Owning one in Denver is legal. Using one in public is the problem. Denver restricts how realistic looking guns can be carried and displayed in public, so keep play on private property or at an organized venue.

Are gel blasters legal in all states?

No. Most states treat them as toys, but New York City bans realistic imitation guns outright, and California heavily restricts public display of realistic toy guns. If you travel with one, check the destination's rules first.

Can a 12 year old have a gel blaster?

Colorado sets no statewide age limit. Most manufacturers recommend 14 and up, and some metro cities require adult supervision for minors using projectile toys within city limits. Our take: a 12 year old can play safely with eye protection and an adult present, which is exactly how our supervised parties run.

Do gel blasters hurt?

At close range a gel bead stings, roughly like a snapped rubber band. It hurts far less than paintball, since the beads are lighter and burst easily. Eye protection is still mandatory because any projectile can injure an unprotected eye.

Are gel blasters lethal?

No. The beads are mostly water and break apart on impact. The real danger is not the projectile, it is the toy being mistaken for a real firearm, which is why the orange tip and the private property rule matter so much.

The bottom line

Gel blasters are legal in Colorado. Keep the orange tip on, play on private property or at a sanctioned venue, bag them in transit, supervise the kids, and check your city's municipal code before the first neighborhood battle.

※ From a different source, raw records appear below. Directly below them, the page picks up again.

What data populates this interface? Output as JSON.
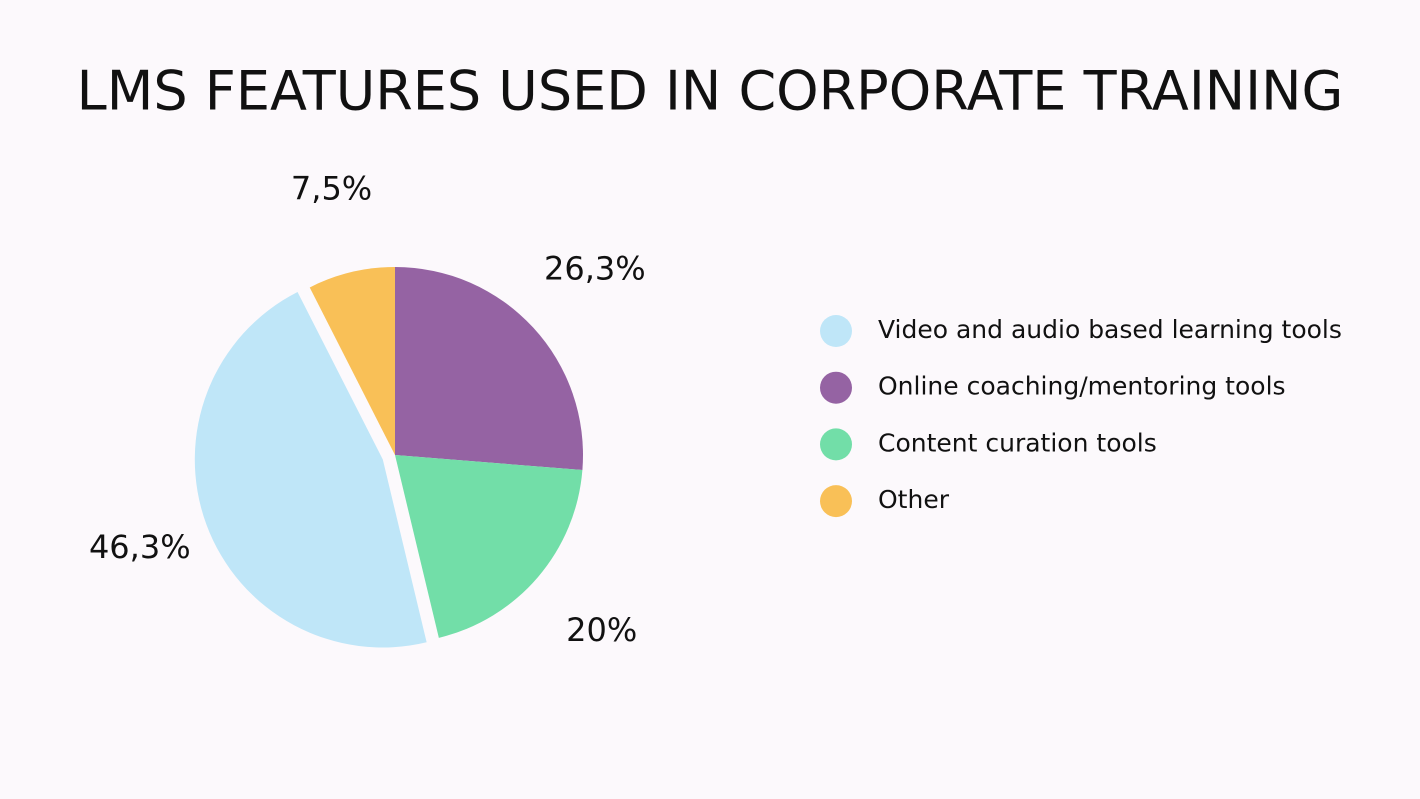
{
  "chart_data": {
    "type": "pie",
    "title": "LMS FEATURES USED IN CORPORATE TRAINING",
    "categories": [
      "Video and audio based learning tools",
      "Online coaching/mentoring tools",
      "Content curation tools",
      "Other"
    ],
    "values": [
      46.3,
      26.3,
      20,
      7.5
    ],
    "value_labels": [
      "46,3%",
      "26,3%",
      "20%",
      "7,5%"
    ],
    "colors": [
      "#bfe6f8",
      "#9563a3",
      "#72dea8",
      "#f9c057"
    ],
    "legend": "right"
  }
}
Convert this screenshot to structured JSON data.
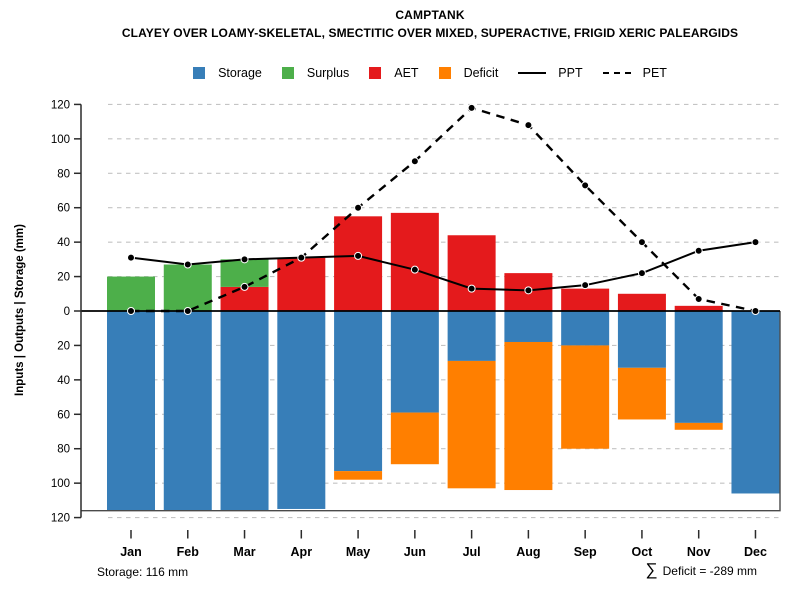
{
  "header": {
    "title": "CAMPTANK",
    "subtitle": "CLAYEY OVER LOAMY-SKELETAL, SMECTITIC OVER MIXED, SUPERACTIVE, FRIGID XERIC PALEARGIDS"
  },
  "legend": {
    "items": [
      {
        "label": "Storage",
        "swatch": "square",
        "color": "#377EB8"
      },
      {
        "label": "Surplus",
        "swatch": "square",
        "color": "#4DAF4A"
      },
      {
        "label": "AET",
        "swatch": "square",
        "color": "#E41A1C"
      },
      {
        "label": "Deficit",
        "swatch": "square",
        "color": "#FF7F00"
      },
      {
        "label": "PPT",
        "swatch": "solid-line",
        "color": "#000000"
      },
      {
        "label": "PET",
        "swatch": "dashed-line",
        "color": "#000000"
      }
    ]
  },
  "y_axis": {
    "title": "Inputs | Outputs | Storage  (mm)",
    "tick_labels": [
      "120",
      "100",
      "80",
      "60",
      "40",
      "20",
      "0",
      "20",
      "40",
      "60",
      "80",
      "100",
      "120"
    ]
  },
  "chart_data": {
    "type": "bar",
    "subtype": "monthly-water-balance (stacked bars above/below zero + two line series)",
    "categories": [
      "Jan",
      "Feb",
      "Mar",
      "Apr",
      "May",
      "Jun",
      "Jul",
      "Aug",
      "Sep",
      "Oct",
      "Nov",
      "Dec"
    ],
    "series": [
      {
        "name": "Storage",
        "kind": "bar",
        "direction": "down",
        "color": "#377EB8",
        "values": [
          116,
          116,
          116,
          115,
          93,
          59,
          29,
          18,
          20,
          33,
          65,
          106
        ]
      },
      {
        "name": "Deficit",
        "kind": "bar",
        "direction": "down",
        "stacked_on": "Storage",
        "color": "#FF7F00",
        "values": [
          0,
          0,
          0,
          0,
          5,
          30,
          74,
          86,
          60,
          30,
          4,
          0
        ]
      },
      {
        "name": "AET",
        "kind": "bar",
        "direction": "up",
        "color": "#E41A1C",
        "values": [
          0,
          0,
          14,
          31,
          55,
          57,
          44,
          22,
          13,
          10,
          3,
          0
        ]
      },
      {
        "name": "Surplus",
        "kind": "bar",
        "direction": "up",
        "stacked_on": "AET",
        "color": "#4DAF4A",
        "values": [
          20,
          27,
          16,
          0,
          0,
          0,
          0,
          0,
          0,
          0,
          0,
          0
        ]
      },
      {
        "name": "PPT",
        "kind": "line",
        "style": "solid",
        "color": "#000000",
        "values": [
          31,
          27,
          30,
          31,
          32,
          24,
          13,
          12,
          15,
          22,
          35,
          40
        ]
      },
      {
        "name": "PET",
        "kind": "line",
        "style": "dashed",
        "color": "#000000",
        "values": [
          0,
          0,
          14,
          31,
          60,
          87,
          118,
          108,
          73,
          40,
          7,
          0
        ]
      }
    ],
    "ylim": [
      -120,
      120
    ],
    "grid": true,
    "gridline_step": 20,
    "storage_capacity_line_mm": 116,
    "legend_position": "top",
    "title": "CAMPTANK",
    "ylabel": "Inputs | Outputs | Storage  (mm)"
  },
  "footer": {
    "storage_note": "Storage: 116 mm",
    "sum_symbol": "∑",
    "deficit_note": "Deficit = -289 mm"
  }
}
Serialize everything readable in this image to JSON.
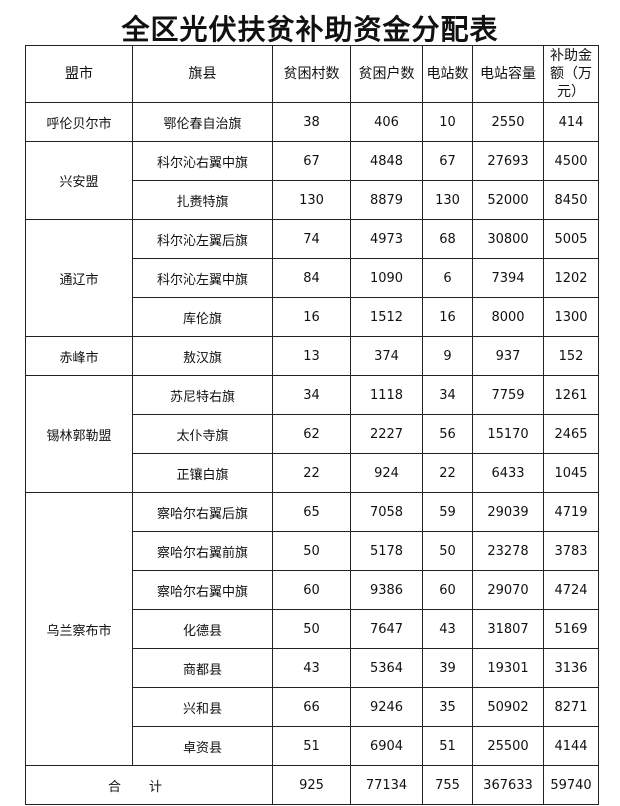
{
  "title": "全区光伏扶贫补助资金分配表",
  "table": {
    "header": [
      "盟市",
      "旗县",
      "贫困村数",
      "贫困户数",
      "电站数",
      "电站容量",
      "补助金额（万元）"
    ],
    "groups": [
      {
        "league": "呼伦贝尔市",
        "rows": [
          [
            "鄂伦春自治旗",
            38,
            406,
            10,
            2550,
            414
          ]
        ]
      },
      {
        "league": "兴安盟",
        "rows": [
          [
            "科尔沁右翼中旗",
            67,
            4848,
            67,
            27693,
            4500
          ],
          [
            "扎赉特旗",
            130,
            8879,
            130,
            52000,
            8450
          ]
        ]
      },
      {
        "league": "通辽市",
        "rows": [
          [
            "科尔沁左翼后旗",
            74,
            4973,
            68,
            30800,
            5005
          ],
          [
            "科尔沁左翼中旗",
            84,
            1090,
            6,
            7394,
            1202
          ],
          [
            "库伦旗",
            16,
            1512,
            16,
            8000,
            1300
          ]
        ]
      },
      {
        "league": "赤峰市",
        "rows": [
          [
            "敖汉旗",
            13,
            374,
            9,
            937,
            152
          ]
        ]
      },
      {
        "league": "锡林郭勒盟",
        "rows": [
          [
            "苏尼特右旗",
            34,
            1118,
            34,
            7759,
            1261
          ],
          [
            "太仆寺旗",
            62,
            2227,
            56,
            15170,
            2465
          ],
          [
            "正镶白旗",
            22,
            924,
            22,
            6433,
            1045
          ]
        ]
      },
      {
        "league": "乌兰察布市",
        "rows": [
          [
            "察哈尔右翼后旗",
            65,
            7058,
            59,
            29039,
            4719
          ],
          [
            "察哈尔右翼前旗",
            50,
            5178,
            50,
            23278,
            3783
          ],
          [
            "察哈尔右翼中旗",
            60,
            9386,
            60,
            29070,
            4724
          ],
          [
            "化德县",
            50,
            7647,
            43,
            31807,
            5169
          ],
          [
            "商都县",
            43,
            5364,
            39,
            19301,
            3136
          ],
          [
            "兴和县",
            66,
            9246,
            35,
            50902,
            8271
          ],
          [
            "卓资县",
            51,
            6904,
            51,
            25500,
            4144
          ]
        ]
      }
    ],
    "total": {
      "label": "合计",
      "values": [
        925,
        77134,
        755,
        367633,
        59740
      ]
    }
  }
}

And if you would rather skip all the homework, bring the crew to us. We run supervised gel blaster and GellyBall sessions and birthday parties at our field in Parker year round, indoors, with everything provided.

Disclaimer: this article is general information, not legal advice. We are field operators, not attorneys. Laws and local ordinances change, and cities in Colorado can and do regulate toy guns differently. Check the current municipal code for your city and county, and consult a licensed Colorado attorney for advice about your specific situation.